Wait I understand my problem maybe the PF is not installed properly, I notice that the kernel in folder: /usr/src/ no file.


----------



## UNIXgod (May 23, 2012)

Interesting. When I had the problem it I just scripted a small scraper and called it from cron. Though the attack was coming from every country on the planet it never actually saturated my NIC. After a couple of days I was blocking pretty close to 12,000 IP addresses. I didn't realize how big some of these zombied botnets were.

So the proper way would to have a dedicated pf/gateway I assume. Is there a quicker way to populate the table without parsing the log?


----------



## SirDice (May 23, 2012)

UNIXgod said:
			
		

> Is there a quicker way to populate the table without parsing the log?

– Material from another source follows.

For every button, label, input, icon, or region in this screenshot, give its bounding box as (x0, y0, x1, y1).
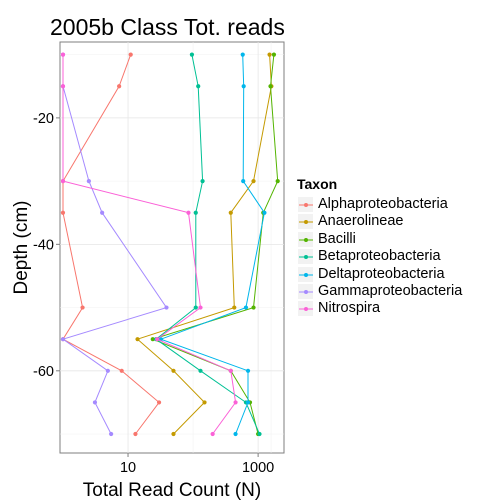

You can throttle connections with PF. If I remember correctly the man page has some nice examples. But besides that there isn't much you can do since you don't know in advance where the attacks will come from. All you can do is react after the fact.


----------



## Deleted member 30996 (May 23, 2012)

UNIXgod said:
			
		

> So the proper way would to have a dedicated pf/gateway I assume.



pfSense is very nice if you've got an old machine sitting around collecting dust. It runs great on my Dell with a 2.66GHz P4 and 1.25GB RAM.

And while the pf firewall will block incoming packets anyway there is a pfBlocker app that comes with it you can set to block incoming and outgoing traffic to countries all over the world.


----------



## bbzz (May 23, 2012)

You need to work with your ISP so they can blackhole the traffic. Otherwise, as it was mentioned before, your link will get saturated anyway.


----------



## pacija (May 23, 2012)

Couldn't attackers be blocked with PF like this...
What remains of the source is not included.